Perpendicular Distance
Procedure
Given points l, m, and p, find the perpendicular distance between point p and line lm
$$d = \|\vec{pn}\| = \frac{\vec{pl}\cdot \vec{n}}{\|\vec{n}\|} = \vec{pl} \cdot \hat{n} $$
where \( \vec{n}\) is any vector normal to \(\vec{lm}\).
For a vector \( \mathbf{V} = [v_x\ ,\ v_y]\) the normal vector is
\[ \vec{n} = [-v_y\ ,\ v_x] \quad \mathrm{ or }\quad \vec{n} = [v_y\ ,\ -v_x] \]

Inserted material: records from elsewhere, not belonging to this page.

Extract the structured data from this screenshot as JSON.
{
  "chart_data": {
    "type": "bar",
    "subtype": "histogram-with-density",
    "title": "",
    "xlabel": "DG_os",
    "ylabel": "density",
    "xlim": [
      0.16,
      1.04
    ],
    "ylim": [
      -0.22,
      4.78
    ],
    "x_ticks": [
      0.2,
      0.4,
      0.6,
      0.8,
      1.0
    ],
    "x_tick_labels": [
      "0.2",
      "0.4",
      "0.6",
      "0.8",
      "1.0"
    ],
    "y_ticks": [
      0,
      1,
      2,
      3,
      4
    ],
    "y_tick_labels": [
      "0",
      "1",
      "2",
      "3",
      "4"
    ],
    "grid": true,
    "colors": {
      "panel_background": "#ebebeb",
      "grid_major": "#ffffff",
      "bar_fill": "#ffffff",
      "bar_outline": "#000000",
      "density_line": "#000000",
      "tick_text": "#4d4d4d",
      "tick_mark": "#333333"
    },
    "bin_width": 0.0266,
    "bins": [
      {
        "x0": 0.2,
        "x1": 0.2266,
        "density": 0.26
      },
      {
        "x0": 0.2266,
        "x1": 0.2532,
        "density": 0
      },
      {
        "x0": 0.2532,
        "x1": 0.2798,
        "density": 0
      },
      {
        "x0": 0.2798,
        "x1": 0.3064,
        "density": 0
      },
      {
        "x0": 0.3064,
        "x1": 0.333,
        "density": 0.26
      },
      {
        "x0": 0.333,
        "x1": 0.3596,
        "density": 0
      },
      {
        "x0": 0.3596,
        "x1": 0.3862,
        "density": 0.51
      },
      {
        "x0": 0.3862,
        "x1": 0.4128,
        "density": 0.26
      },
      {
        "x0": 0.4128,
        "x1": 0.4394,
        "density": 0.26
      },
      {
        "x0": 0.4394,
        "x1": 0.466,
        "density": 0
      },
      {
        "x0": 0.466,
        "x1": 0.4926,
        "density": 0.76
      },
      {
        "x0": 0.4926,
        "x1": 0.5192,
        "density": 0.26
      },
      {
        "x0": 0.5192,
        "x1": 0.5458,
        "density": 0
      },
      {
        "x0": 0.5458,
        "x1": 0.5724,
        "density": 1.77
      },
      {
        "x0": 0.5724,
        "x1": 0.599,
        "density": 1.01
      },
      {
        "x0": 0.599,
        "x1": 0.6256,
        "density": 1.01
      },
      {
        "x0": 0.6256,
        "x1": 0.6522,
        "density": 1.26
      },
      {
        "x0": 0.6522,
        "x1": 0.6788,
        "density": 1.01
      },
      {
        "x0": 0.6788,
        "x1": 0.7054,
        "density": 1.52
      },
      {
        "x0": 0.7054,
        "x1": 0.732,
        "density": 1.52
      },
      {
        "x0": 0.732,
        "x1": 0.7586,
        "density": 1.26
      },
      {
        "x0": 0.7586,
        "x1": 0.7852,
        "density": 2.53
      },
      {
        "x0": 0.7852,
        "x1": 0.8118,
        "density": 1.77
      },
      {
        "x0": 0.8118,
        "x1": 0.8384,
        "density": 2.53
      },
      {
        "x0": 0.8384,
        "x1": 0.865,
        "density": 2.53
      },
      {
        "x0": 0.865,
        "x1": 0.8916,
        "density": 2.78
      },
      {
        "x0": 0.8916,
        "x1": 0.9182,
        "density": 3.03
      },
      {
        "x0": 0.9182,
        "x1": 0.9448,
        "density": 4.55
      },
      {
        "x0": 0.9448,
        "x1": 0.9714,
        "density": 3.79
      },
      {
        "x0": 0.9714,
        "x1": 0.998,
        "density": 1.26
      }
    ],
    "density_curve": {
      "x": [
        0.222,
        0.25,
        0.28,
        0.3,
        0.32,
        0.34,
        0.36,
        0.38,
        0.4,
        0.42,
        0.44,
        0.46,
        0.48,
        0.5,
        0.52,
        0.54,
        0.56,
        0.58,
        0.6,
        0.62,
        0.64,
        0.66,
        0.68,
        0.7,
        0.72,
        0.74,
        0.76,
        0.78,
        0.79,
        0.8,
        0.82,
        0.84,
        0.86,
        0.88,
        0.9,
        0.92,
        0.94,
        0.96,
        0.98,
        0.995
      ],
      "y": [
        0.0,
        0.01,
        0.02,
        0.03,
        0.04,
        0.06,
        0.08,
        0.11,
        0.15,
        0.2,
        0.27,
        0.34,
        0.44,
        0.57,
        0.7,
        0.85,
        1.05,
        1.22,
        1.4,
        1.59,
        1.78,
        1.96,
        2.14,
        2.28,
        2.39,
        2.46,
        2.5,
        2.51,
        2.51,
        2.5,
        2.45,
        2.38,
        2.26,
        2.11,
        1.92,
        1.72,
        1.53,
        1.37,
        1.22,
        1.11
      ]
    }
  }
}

For 2 dimensions, the dot product is \[\mathbf{A}\cdot\mathbf{B} = a_x \times b_x + a_y \times b_y\]
Useage
The perpendicular distance between a point and a line can often simplify sum of moments by eliminating the need to break the force into horizontal and vertical components. A secific example is the elevation cylinder on a hydraulic crane. Given the moment applied to the boom, the force in the clyinder is the moment divided by the perpedicular distance between the boom pivot and the cylinder.
Example
Points
| Point | X | Y |
|---|---|---|
| l | 30 | 20 |
| m | 250 | 200 |
| p | 80 | 220 |
Vectors
\(\mathbf{A} = \vec{pl} = [-50\ ,\ -200]\)
\(\mathbf{B} = \vec{lm} =[220\ ,\ 180]\)
\(\mathbf{n} = [180\ ,\ -220]\)
Vector Operations
\(\hat{n} = [180/284.25\ ,\ -220/284.25] = [.633\ ,\ -.774]\)
\(d = \mathbf{A}\cdot \hat{n} = -50\times .633+ \ -200\times - .774 = 123.15\)